Welche Absicht kann hinter einer solchen Energiepolitik stecken?

Die Energiewende fand bislang weitgehend ohne die Energiekonzerne statt. Bei RWE lag beispielsweise der Anteil erneuerbarer Energien an der Stromerzeugung in Deutschland im Jahr 2012 lediglich bei einem Prozent. Rund 25 Prozent waren es letztes Jahr im Bundesdurchschnitt. Stattdessen sitzen die Konzerne auf einem konventionellen Kraftwerkspark, der sich immer weniger rechnet. Die Korrekturen im EEG sollen nun den Energiekonzernen die Möglichkeit geben, sich den Veränderungen anzupassen und selbst Teil der Energiewende zu werden. Dafür werden sogar das Erreichen der Klimaschutzziele und die Vorreiterrolle Deutschlands bei den erneuerbaren Energien geopfert.

Wie erklären Sie sich die Triebfeder der verantwortlichen politischen Akteure?

In Deutschland haben wir eine enge Verknüpfung der Energiekonzerne mit der Politik. Ein nicht unerheblicher Teil der Aktien der Energiekonzerne befindet sich in kommunaler Hand.
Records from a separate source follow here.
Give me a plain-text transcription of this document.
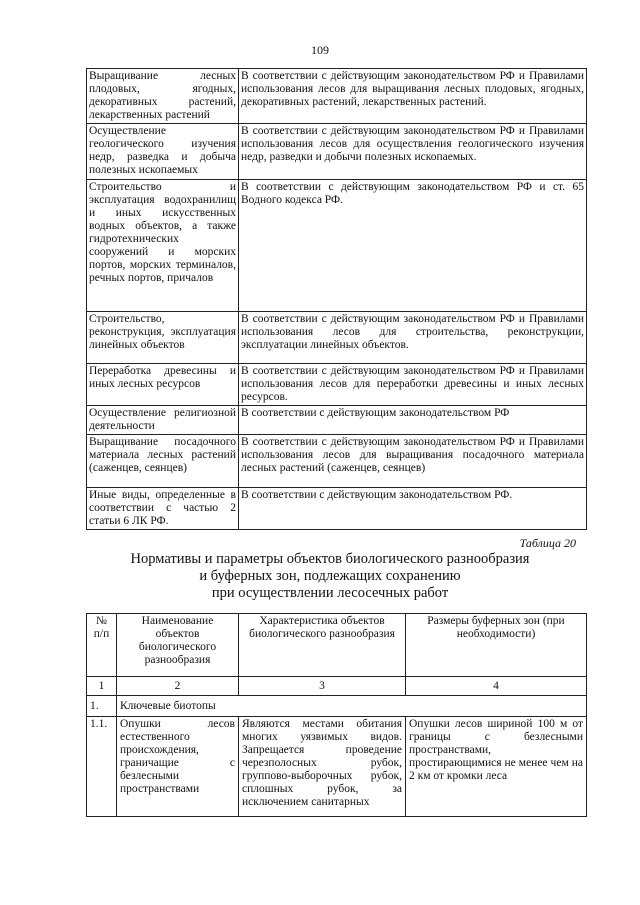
109
Выращивание лесных плодовых, ягодных, декоративных растений, лекарственных растений	В соответствии с действующим законодательством РФ и Правилами использования лесов для выращивания лесных плодовых, ягодных, декоративных растений, лекарственных растений.
Осуществление геологического изучения недр, разведка и добыча полезных ископаемых	В соответствии с действующим законодательством РФ и Правилами использования лесов для осуществления геологического изучения недр, разведки и добычи полезных ископаемых.
Строительство и эксплуатация водохранилищ и иных искусственных водных объектов, а также гидротехнических сооружений и морских портов, морских терминалов, речных портов, причалов	В соответствии с действующим законодательством РФ и ст. 65 Водного кодекса РФ.
Строительство, реконструкция, эксплуатация линейных объектов	В соответствии с действующим законодательством РФ и Правилами использования лесов для строительства, реконструкции, эксплуатации линейных объектов.
Переработка древесины и иных лесных ресурсов	В соответствии с действующим законодательством РФ и Правилами использования лесов для переработки древесины и иных лесных ресурсов.
Осуществление религиозной деятельности	В соответствии с действующим законодательством РФ
Выращивание посадочного материала лесных растений (саженцев, сеянцев)	В соответствии с действующим законодательством РФ и Правилами использования лесов для выращивания посадочного материала лесных растений (саженцев, сеянцев)
Иные виды, определенные в соответствии с частью 2 статьи 6 ЛК РФ.	В соответствии с действующим законодательством РФ.
Таблица 20
Нормативы и параметры объектов биологического разнообразия
и буферных зон, подлежащих сохранению
при осуществлении лесосечных работ
№ п/п	Наименование объектов биологического разнообразия	Характеристика объектов биологического разнообразия	Размеры буферных зон (при необходимости)
1	2	3	4
1.	Ключевые биотопы		
1.1.	Опушки лесов естественного происхождения, граничащие с безлесными пространствами	Являются местами обитания многих уязвимых видов. Запрещается проведение черезполосных рубок, группово-выборочных рубок, сплошных рубок, за исключением санитарных	Опушки лесов шириной 100 м от границы с безлесными пространствами, простирающимися не менее чем на 2 км от кромки леса
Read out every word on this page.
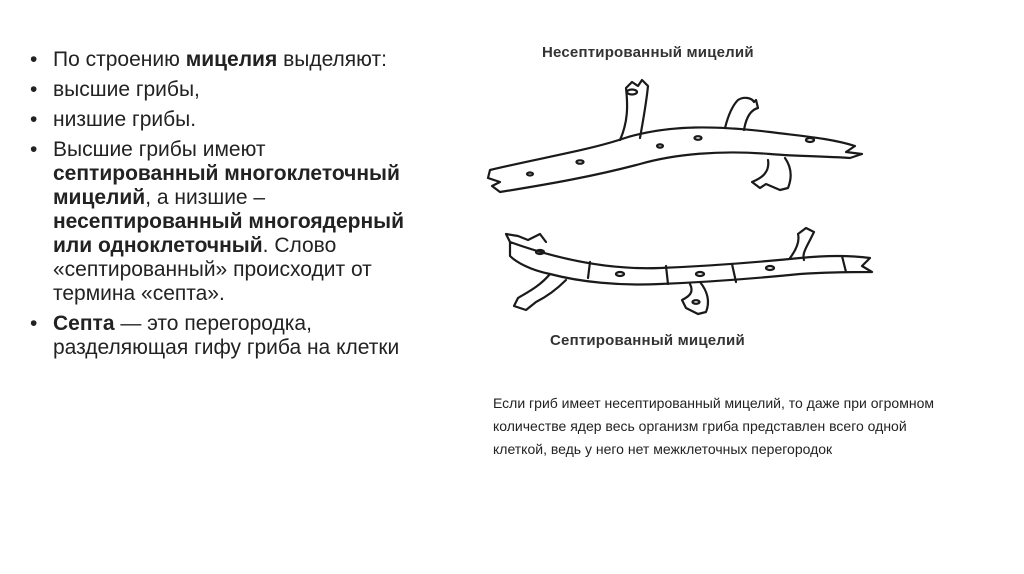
• По строению мицелия выделяют:
• высшие грибы,
• низшие грибы.
• Высшие грибы имеют септированный многоклеточный мицелий, а низшие – несептированный многоядерный или одноклеточный. Слово «септированный» происходит от термина «септа».
• Септа — это перегородка, разделяющая гифу гриба на клетки
Несептированный мицелий
Септированный мицелий
Если гриб имеет несептированный мицелий, то даже при огромном количестве ядер весь организм гриба представлен всего одной клеткой, ведь у него нет межклеточных перегородок
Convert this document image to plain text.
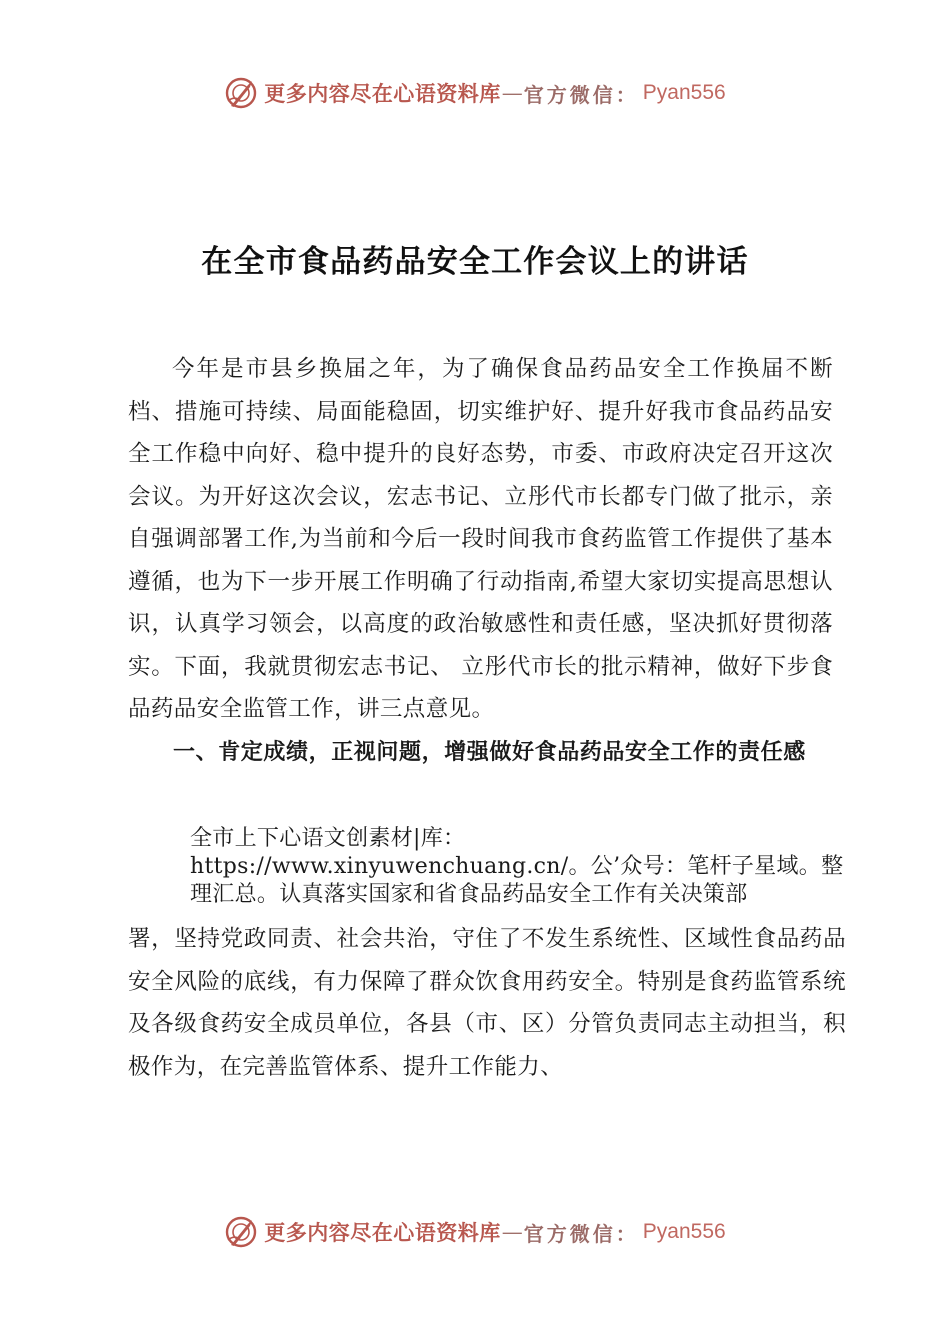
更多内容尽在心语资料库 — 官方微信： Pyan556
在全市食品药品安全工作会议上的讲话

今年是市县乡换届之年，为了确保食品药品安全工作换届不断档、措施可持续、局面能稳固，切实维护好、提升好我市食品药品安全工作稳中向好、稳中提升的良好态势，市委、市政府决定召开这次会议。为开好这次会议，宏志书记、立彤代市长都专门做了批示，亲自强调部署工作,为当前和今后一段时间我市食药监管工作提供了基本遵循，也为下一步开展工作明确了行动指南,希望大家切实提高思想认识，认真学习领会，以高度的政治敏感性和责任感，坚决抓好贯彻落实。下面，我就贯彻宏志书记、 立彤代市长的批示精神，做好下步食品药品安全监管工作，讲三点意见。

一、肯定成绩，正视问题，增强做好食品药品安全工作的责任感

全市上下心语文创素材|库：https://www.xinyuwenchuang.cn/。公’众号：笔杆子星域。整理汇总。认真落实国家和省食品药品安全工作有关决策部

署，坚持党政同责、社会共治，守住了不发生系统性、区域性食品药品安全风险的底线，有力保障了群众饮食用药安全。特别是食药监管系统及各级食药安全成员单位，各县（市、区）分管负责同志主动担当，积极作为，在完善监管体系、提升工作能力、

更多内容尽在心语资料库 — 官方微信： Pyan556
Geht es RWE schlecht, leiden auch die Gemeinden in Nordrhein-Westfahlen. Der Politik fehlt der Mut, die Konsequenzen der Energiewende zu thematisieren. Es wird ein erheblicher Strukturwandel stattfinden. Doch statt diesen finanziell zu unterstützen und die Ängste der Betroffenen zu nehmen, wird lieber die Energiewende ausgebremst. Die SPD war schon immer eine Kohlepartei und wird mit der aktuellen Politik nur ihrer Klientel gerecht. Die Zukunft Deutschlands und künftiger Generationen wird da schnell zur Nebensache.

Das verdeckte Ziel scheint eine zweite Chance für die großen Energieversorgungsunternehmen zu sein. Was bedeutet das für die Bürgerinnen und Bürger?

Die Energiewende wird deutlich langsamer verlaufen. Vermutlich werden wir auch mehr für die Energiewende bezahlen müssen. Wir werden unsere Klimaschutzziele nicht erreichen und andere Ländern werden uns bei der Technologieführerschaft bei den erneuerbaren Energien ablösen. Es steht also viel auf dem Spiel. Leider haben das viele Bürgerinnen und Bürger bislang noch nicht realisiert. Nur so konnten diese Rückschritte umgesetzt werden.

Können zentrale und dezentrale Strukturen in der Energieversorgung koexistieren?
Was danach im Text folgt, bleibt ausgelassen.